On comment spam
posted on 19. May 2004 at 10:03 AM
Over the past couple of days I saw many comments from people that are switching from one weblog tool to another for the sole reason of trying avoid comment spam. While comment spam is indeed a serious problem in the blogosphere as a whole, I would assume that once other weblog applications gain in popularity the spammers will target those platforms as well. If you can leave a comment, you may use that same mechanism to post spam. Unfortunately, it's that simple.



I think, that the popularity of a weblog software is not the only reason for spammers to write applications to spam those weblogs. And in-popularity is no guarantee as well, as you can
see here: http://blog.borho.net/item_112.html
Martin developed his own weblog software - only used by himself ;)

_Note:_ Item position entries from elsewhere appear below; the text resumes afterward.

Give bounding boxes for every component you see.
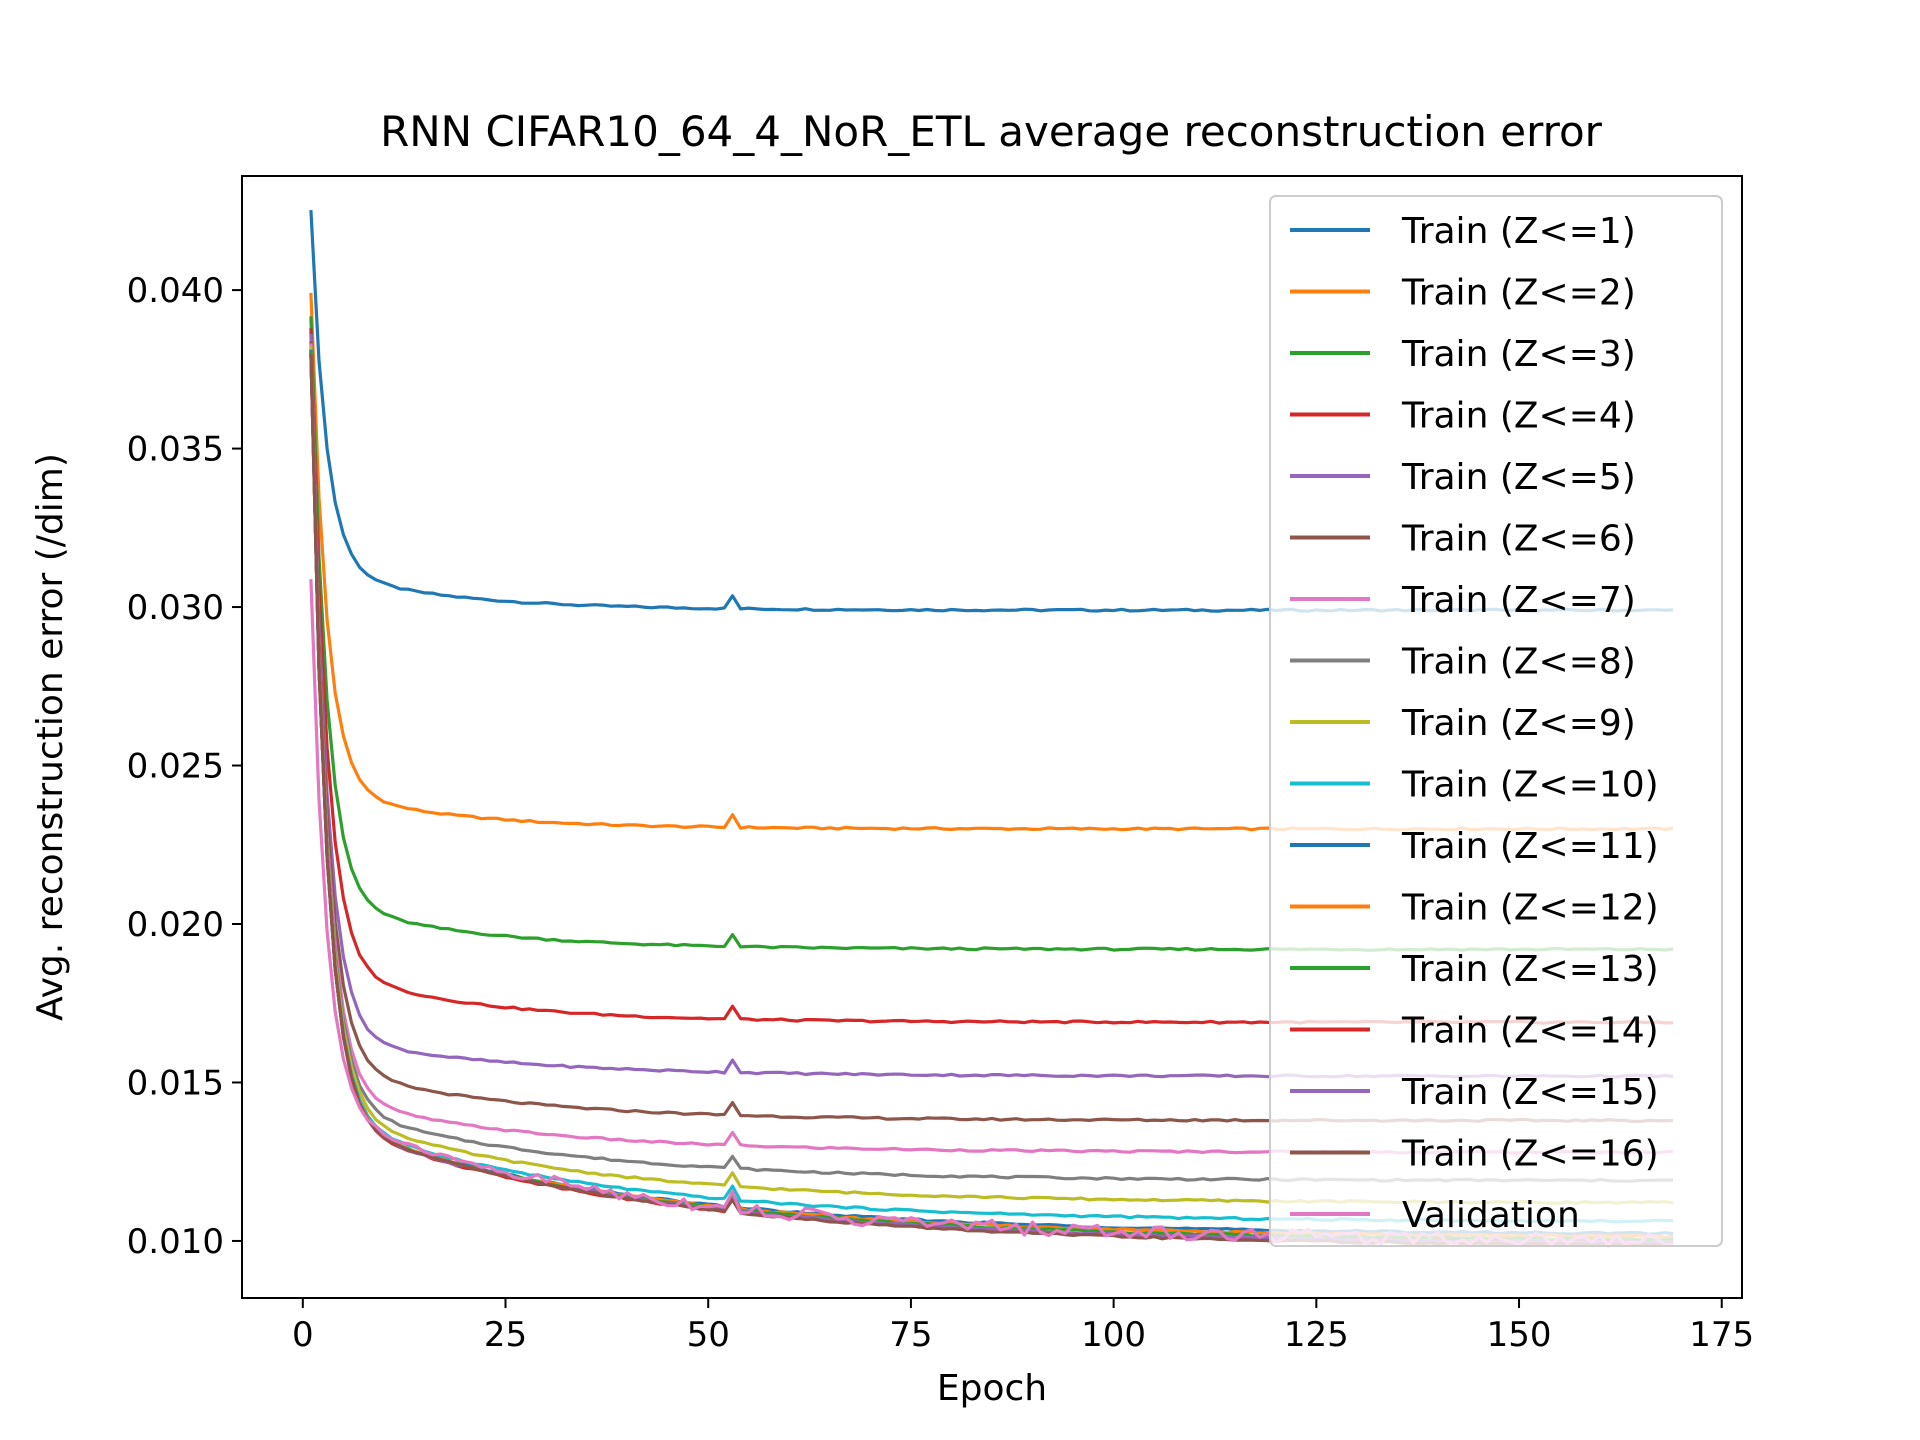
legend-entry: Train (Z<=9): [1401, 703, 1636, 744]
x-tick-label: 100: [1081, 1315, 1146, 1355]
legend-entry: Train (Z<=14): [1401, 1011, 1659, 1052]
legend-entry: Train (Z<=4): [1401, 396, 1636, 437]
legend-box: [1269, 195, 1723, 1247]
x-tick-label: 125: [1284, 1315, 1349, 1355]
legend: Train (Z<=1) Train (Z<=2) Train (Z<=3) Trai…: [1269, 195, 1723, 1247]
legend-entry: Train (Z<=7): [1401, 580, 1636, 621]
legend-entry: Train (Z<=10): [1401, 765, 1659, 806]
y-tick-label: 0.030: [127, 588, 224, 628]
plot-frame: [241, 175, 1743, 1299]
x-axis-label: Epoch: [937, 1368, 1047, 1409]
x-tick-label: 50: [687, 1315, 730, 1355]
y-tick-label: 0.020: [127, 905, 224, 945]
y-tick-label: 0.025: [127, 747, 224, 787]
x-tick-label: 175: [1689, 1315, 1754, 1355]
legend-entry: Train (Z<=16): [1401, 1134, 1659, 1175]
chart-title: RNN CIFAR10_64_4_NoR_ETL average reconst…: [380, 107, 1603, 156]
x-tick-label: 150: [1487, 1315, 1552, 1355]
y-tick-label: 0.040: [127, 271, 224, 311]
x-axis: 0 25 50 75 100 125 150 175: [292, 1298, 1754, 1355]
legend-entry: Train (Z<=8): [1401, 642, 1636, 683]
y-tick-label: 0.015: [127, 1063, 224, 1103]
y-axis: 0.010 0.015 0.020 0.025 0.030 0.035 0.040: [127, 271, 242, 1262]
legend-entry: Train (Z<=15): [1401, 1072, 1659, 1113]
y-tick-label: 0.010: [127, 1222, 224, 1262]
x-tick-label: 75: [889, 1315, 932, 1355]
legend-entry: Train (Z<=11): [1401, 826, 1659, 867]
legend-entry: Train (Z<=6): [1401, 519, 1636, 560]
x-tick-label: 25: [484, 1315, 527, 1355]
legend-entry: Train (Z<=5): [1401, 457, 1636, 498]
y-axis-label: Avg. reconstruction error (/dim): [30, 453, 71, 1021]
legend-entry: Train (Z<=2): [1401, 273, 1636, 314]
legend-entry: Train (Z<=3): [1401, 334, 1636, 375]
x-tick-label: 0: [292, 1315, 314, 1355]
legend-entry: Validation: [1402, 1195, 1580, 1236]
y-tick-label: 0.035: [127, 430, 224, 470]
legend-entry: Train (Z<=12): [1401, 888, 1659, 929]
legend-entry: Train (Z<=1): [1401, 211, 1636, 252]
legend-entry: Train (Z<=13): [1401, 949, 1659, 990]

With Nucleus, I don't even get one comment spam per month. But I had my old MT blog and my typepad blog spammed big-time.
>I would assume that once other weblog applications gain in popularity the spammers will target those platforms as well
that is why it's best to have many different blogging systems around. as long as nobody's controlling the market, nobody's an attractive target for spammers. the more known a blog cms gets, the more likely somebody is gonna code a spam-bot or whatever for it.
Heiko, as much as I understand your intention to think that, my impression is that this is not really the case. Of course, spammers target the largest installed base with the easiest posting scheme, so MT is an obvious target right now. Other tools may not make it that easy to automate spamming, so we'll see if you're right in a few months...
As Thorte pointed out, it really is as easy with any other tool. Even the tools you write yourself. Yes, distribution of different platforms will make the tasks more complex, but I fear not too complex for spammers.
I agree that it could be an illusion that moving to another tool actually stops spam. Especially, if that tool becomes popular because too many MT users are switching to it :-(
However, isnt the real question then how good all these tools are at fighting spam? And how fast they can react to new spam strategies? In the end, what decides is how good the support against spam is, because spam will happen anyway.
I agree that the weblogging software used doesn't make much of a dent in comment spam. I would argue that it depends on the content of the weblog in question. The more boring the content, the less likely is one to be spammed.
My own weblog almost never receives comment spam.
BTW, posting about sex in Lübeck is not a good anti-spam strategy.
spam-freie weblogs werden sich eh nicht durchsetzen.